Le Printemps des quais ou l'histoire en BD d'un film marseillais longtemps interdit
Sur la couverture, Paul Carpita, ou plutôt son double dessiné par Olivier Thomas, regarde fièrement le lecteur, caméra posée sur l'épaule et derrière lui une foule qui l'admire et l'entoure. En fond, le port de Marseille, cadre géographique et politique du Rendez-vous des quais, film signé par Carpita et oeuvre collective dont le destin funeste a valu à l'instituteur et cinéaste une célébrité tardive et méritée. En effet, ce film réalisé pendant la grande grève des dockers dans les années 50 est un cas unique dans l'histoire du cinéma : outre qu'il mêle des images documentaires et des scènes de fiction, ce film a été interdit et ses bobines saisies dès ses premières diffusions.

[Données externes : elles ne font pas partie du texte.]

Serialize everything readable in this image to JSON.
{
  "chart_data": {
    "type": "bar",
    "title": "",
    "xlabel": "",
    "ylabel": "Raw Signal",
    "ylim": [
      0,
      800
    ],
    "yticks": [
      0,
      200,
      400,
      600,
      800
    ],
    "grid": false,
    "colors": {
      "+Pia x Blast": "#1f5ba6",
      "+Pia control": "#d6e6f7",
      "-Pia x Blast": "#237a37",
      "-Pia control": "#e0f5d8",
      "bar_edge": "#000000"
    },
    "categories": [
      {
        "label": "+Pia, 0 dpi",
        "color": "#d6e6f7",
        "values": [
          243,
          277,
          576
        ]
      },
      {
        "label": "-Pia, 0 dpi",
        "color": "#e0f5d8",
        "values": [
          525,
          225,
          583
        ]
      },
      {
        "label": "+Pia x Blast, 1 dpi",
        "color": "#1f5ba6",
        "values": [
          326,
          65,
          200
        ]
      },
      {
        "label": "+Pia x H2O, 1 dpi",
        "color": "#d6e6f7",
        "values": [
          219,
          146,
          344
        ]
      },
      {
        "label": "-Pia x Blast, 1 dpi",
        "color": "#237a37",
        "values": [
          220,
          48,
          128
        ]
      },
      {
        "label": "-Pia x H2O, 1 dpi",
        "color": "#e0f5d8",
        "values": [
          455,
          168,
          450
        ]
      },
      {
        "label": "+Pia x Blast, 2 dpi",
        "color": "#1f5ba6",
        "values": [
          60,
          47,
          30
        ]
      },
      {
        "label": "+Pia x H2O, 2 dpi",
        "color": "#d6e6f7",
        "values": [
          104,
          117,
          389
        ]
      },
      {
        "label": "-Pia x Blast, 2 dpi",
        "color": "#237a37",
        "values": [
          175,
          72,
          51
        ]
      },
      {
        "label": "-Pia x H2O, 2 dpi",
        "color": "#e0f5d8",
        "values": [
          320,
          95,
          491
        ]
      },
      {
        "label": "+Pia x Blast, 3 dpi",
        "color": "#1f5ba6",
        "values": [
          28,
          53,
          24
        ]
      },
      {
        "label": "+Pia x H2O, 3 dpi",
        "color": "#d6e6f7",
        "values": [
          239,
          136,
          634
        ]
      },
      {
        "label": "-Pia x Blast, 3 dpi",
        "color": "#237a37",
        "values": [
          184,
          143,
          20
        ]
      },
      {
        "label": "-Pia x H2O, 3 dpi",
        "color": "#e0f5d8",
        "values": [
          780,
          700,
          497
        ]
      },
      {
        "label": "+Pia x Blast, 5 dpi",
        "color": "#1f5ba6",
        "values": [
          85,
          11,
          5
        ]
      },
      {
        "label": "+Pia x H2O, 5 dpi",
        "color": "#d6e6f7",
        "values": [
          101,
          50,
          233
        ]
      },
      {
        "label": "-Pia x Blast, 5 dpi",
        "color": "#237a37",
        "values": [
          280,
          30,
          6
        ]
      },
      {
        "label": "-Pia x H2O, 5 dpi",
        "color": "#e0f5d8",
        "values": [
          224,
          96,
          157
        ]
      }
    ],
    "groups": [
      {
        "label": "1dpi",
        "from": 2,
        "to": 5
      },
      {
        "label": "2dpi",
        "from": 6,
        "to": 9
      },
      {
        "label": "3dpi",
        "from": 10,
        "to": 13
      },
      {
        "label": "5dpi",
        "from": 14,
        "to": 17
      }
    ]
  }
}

Pour les censeurs, les scènes parfois réelles d'opposition entre dockers et CRS sur les quais du port constituent "une menace pour l'ordre public". "Il faut se souvenir que Marseille est à la fois la tête de pont du plan marshall en Europe et l'endroit où les troupes embarquent pour aller combattre notamment en Indochine", note Pascal Génot sur notre plateau. Le film subit une "interdiction totale" en 1955. Il restera dans les oubliettes du cinéma et de la République pendant 35 ans. "Cas de censure rarissime, même à l'époque".
Du film à l'homme
Déjà à l'oeuvre dans la réalisation de la trilogie Sans Pitié (Emmanuel Proust éditions), Bruno Pradelle, Pascal Génot et Olivier Thomas ont reformé leur trio pour raconter avec précision et tendresse l'histoire de cet homme, de ce film et de cette foule d'ouvriers, d'artisans, d'instituteurs qui ont rendu l'aventure possible. "Au départ, nous avions l'intention de proposer une adaptation du film en BD, raconte Pascal Génot, coscénariste. Mais les éditeurs que nous avions contactés doutaient un peu de l'intérêt de la chose puisque le film existait".
En revanche, la rencontre avec Paul et Maguy Carpita s'avère décisive. "En sortant de chez eux, on s'est dit que c'était leur histoire qu'il fallait raconter", reprend Pascal Génot. A l'époque, en 2008, Le couple de cinéastes est en retraite depuis peu dans leur maison de Château-Gombert. Ils ouvrent leurs mémoires et leurs archives et donnent le point de départ de cette aventure éditoriale. Suivant la démarche de Paul Carpita, les auteurs ont pris soin d'être les plus fidèles possibles à la reconstitution historique en mêlant çà et là des éléments fictionnels souvent tirés des films de Carpita lui-même.
Le Printemps des quais est constamment inspiré par ce lien de respect et d'admiration envers Carpita lui-même et son engagement tant artistique que militant. On trouve ce même souci du respect dans la parfaite reconstitution historique du Marseille des années 50 sous le pinceau d'Olivier Thomas. L'album offre un cahier documentaire qui permet de mieux comprendre cette histoire singulière du cinéma marseillais.
Le printemps des quais, éditions Quadrants par Pascal Génot, Bruno Pradelle et Olivier Thomas.